• November 17, 2024

Consumers

 Consumers
Malcolm Griffiths

For many people, the threats they face in day-to-day life are far more immediate than their long-term health. The mission of harm reduction should be to empower people to make their own choices about what products they consume and their own health decisions, even if those decisions don’t align with what public health experts would say is optimal. This was the general focus during a plenary panel discussion at the GTNF called Consumers: The Key Stakeholders.

Most of the session centered consumers standing up and advocating for the industry, the global attacks on flavored e-liquids and growing threats from the World Health Organization (WHO), which remains suspicious of tobacco harm reduction. Panelists agreed that while some consumers prefer to remain on the sidelines, many others are willing to get organized and campaign for tobacco harm reduction and the vaping industry. “The consumer voice is very powerful,” a panelist said.

A major concern for the vaping industry is the concerted campaign against flavors. Flavors, according to one panelist, are used to by the industry’s enemies to redirect the conversation toward children. “They’ll say vaping flavors attracts children, and then they get us to play in their playground,” he said. “It’s very different. You [consumers] have got to keep asserting that adults use flavors.”

The WHO is a threat no matter what, the panel agreed. The global health body is now even talking about redefining smoke to include anything that’s heated and emits a vapor. “This means that any customizability of a product will be restricted and have limits on it, which basically means all the vape products will be the same,” explained one panelist. “These [recommendations] have to be resisted. The WHO doesn’t make laws, but it’s very influential, and these things can’t just be waved away.”

The scientific studies the WHO uses to justify its negative view toward next-generation products as tools for harm reduction are “fantasy and cherry-picked” studies, according to another speaker. “The people who are against harm reduction will never sleep. They’re always working, and they’re highly funded,” a panelist said. “[Consumers] have to stay alert, and they have to stay organized because, at the end of the day, there are more consumers than there are activists against harm reduction, and we’ll vote.
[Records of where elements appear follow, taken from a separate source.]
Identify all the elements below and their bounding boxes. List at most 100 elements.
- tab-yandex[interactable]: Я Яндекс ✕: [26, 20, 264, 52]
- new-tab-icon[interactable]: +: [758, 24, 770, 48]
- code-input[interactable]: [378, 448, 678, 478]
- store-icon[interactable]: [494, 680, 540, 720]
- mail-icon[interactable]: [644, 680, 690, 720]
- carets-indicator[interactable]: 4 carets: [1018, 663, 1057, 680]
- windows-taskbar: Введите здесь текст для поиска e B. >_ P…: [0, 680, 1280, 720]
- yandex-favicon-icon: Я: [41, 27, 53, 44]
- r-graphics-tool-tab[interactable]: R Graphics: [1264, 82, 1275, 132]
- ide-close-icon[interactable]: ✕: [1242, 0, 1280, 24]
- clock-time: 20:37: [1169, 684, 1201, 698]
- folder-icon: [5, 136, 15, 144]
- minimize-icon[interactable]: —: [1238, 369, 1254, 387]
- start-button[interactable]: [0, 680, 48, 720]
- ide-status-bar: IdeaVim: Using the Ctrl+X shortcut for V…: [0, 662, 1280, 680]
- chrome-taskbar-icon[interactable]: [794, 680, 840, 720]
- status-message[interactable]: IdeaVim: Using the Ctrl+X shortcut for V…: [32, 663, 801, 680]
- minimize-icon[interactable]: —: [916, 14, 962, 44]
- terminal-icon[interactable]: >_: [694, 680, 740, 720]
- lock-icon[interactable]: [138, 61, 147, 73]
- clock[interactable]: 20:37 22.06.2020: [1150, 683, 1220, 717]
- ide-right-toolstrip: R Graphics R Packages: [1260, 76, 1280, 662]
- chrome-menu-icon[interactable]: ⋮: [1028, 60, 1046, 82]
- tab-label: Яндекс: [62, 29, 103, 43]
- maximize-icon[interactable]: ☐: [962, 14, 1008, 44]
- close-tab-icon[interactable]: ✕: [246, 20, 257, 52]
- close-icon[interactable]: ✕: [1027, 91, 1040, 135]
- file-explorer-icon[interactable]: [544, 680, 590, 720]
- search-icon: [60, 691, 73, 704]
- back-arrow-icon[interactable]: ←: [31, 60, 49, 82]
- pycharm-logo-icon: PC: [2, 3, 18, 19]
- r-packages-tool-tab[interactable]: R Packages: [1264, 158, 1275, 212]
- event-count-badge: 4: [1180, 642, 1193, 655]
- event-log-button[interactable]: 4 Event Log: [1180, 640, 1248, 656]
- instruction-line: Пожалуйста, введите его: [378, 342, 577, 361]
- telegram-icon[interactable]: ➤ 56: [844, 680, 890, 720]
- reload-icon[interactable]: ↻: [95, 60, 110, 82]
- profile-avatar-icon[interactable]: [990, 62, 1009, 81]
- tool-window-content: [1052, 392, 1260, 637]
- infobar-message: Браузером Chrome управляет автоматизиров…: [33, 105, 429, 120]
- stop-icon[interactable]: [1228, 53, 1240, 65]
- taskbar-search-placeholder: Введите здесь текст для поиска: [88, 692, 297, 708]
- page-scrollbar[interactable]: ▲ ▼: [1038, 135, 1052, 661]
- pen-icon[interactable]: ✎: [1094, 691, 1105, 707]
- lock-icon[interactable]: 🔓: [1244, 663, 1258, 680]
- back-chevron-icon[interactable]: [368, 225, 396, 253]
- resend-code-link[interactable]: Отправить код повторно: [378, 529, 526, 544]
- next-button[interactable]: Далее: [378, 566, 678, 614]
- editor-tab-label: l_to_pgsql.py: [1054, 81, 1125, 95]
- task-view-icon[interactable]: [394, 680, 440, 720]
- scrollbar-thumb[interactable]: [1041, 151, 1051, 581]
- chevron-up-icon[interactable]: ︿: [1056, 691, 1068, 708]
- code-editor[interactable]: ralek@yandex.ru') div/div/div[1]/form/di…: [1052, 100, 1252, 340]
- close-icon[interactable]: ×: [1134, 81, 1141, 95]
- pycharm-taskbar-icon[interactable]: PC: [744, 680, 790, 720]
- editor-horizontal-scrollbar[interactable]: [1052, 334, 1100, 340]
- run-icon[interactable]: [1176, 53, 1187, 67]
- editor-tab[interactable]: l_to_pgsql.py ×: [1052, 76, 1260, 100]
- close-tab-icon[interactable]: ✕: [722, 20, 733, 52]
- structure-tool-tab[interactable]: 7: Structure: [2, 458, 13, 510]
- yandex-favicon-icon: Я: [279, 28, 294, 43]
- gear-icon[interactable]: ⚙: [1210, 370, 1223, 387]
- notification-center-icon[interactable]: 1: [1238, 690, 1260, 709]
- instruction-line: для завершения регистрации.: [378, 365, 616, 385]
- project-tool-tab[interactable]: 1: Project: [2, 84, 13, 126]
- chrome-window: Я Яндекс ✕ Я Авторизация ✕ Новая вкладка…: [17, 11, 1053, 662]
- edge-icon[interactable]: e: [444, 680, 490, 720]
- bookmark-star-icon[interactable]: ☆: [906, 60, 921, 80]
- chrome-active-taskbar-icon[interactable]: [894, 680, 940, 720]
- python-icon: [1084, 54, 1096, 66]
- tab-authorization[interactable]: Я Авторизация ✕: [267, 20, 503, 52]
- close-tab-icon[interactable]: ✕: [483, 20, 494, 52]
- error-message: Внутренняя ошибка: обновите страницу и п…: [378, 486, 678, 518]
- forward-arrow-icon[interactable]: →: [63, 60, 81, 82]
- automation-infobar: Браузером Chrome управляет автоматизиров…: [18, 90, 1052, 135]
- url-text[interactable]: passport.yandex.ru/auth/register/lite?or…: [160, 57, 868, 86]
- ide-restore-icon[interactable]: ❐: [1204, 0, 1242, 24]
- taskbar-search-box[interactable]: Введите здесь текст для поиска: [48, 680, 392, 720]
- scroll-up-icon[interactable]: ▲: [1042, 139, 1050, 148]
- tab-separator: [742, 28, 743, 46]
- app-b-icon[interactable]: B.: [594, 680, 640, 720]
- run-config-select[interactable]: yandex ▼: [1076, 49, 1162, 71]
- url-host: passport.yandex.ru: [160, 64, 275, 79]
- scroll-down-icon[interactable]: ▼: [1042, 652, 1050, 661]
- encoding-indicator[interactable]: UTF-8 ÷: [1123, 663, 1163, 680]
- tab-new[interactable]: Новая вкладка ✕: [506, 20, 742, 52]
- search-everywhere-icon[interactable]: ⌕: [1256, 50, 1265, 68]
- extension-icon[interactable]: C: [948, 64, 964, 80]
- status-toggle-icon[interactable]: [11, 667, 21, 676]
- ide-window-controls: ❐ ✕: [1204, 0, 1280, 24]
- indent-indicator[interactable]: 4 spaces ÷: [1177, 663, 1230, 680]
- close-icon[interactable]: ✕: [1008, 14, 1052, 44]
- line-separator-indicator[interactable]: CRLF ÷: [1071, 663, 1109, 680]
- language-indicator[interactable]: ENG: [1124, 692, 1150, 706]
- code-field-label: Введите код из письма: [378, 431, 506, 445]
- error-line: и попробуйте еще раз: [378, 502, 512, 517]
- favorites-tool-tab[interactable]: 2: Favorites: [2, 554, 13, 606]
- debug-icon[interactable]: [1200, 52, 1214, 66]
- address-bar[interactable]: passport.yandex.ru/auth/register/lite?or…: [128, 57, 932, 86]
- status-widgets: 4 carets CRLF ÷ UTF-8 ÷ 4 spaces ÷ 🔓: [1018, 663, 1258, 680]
So, consumers really have a big role to play.”

Consumers are the key stakeholders. However, when talking about consumers, regulators must acknowledge that not every smoker is the same, according to the panel. Many smokers don’t want to quit combustibles. “The important thing is to understand why and respect their choice,” a panelist said.

One speaker said that the industry also needs more responsible vape reviewers on YouTube because the current ones “are absolutely appalling.” The speaker urged consumers to make their voices heard in politics. “You’ve got to have somehow to get ahold of your Parliamentarians or your politicians in your country and get them to campaign on your behalf because there are many, many consumers, but you haven’t got great voice in government, and that’s what you really need to try and get,” he said.

At the end of the session, an audience member asked the panel if it could see a situation where consumers would sue regulators over counterproductive rules, such as flavor bans. “I have mentioned the fact that it would be interesting if someone could do a test case, but I don’t know whether that someone could come from the consumer side and sue [over regulatory action],” the panelist said. “It’s also expensive, and someone will end up having to pay if you lose.”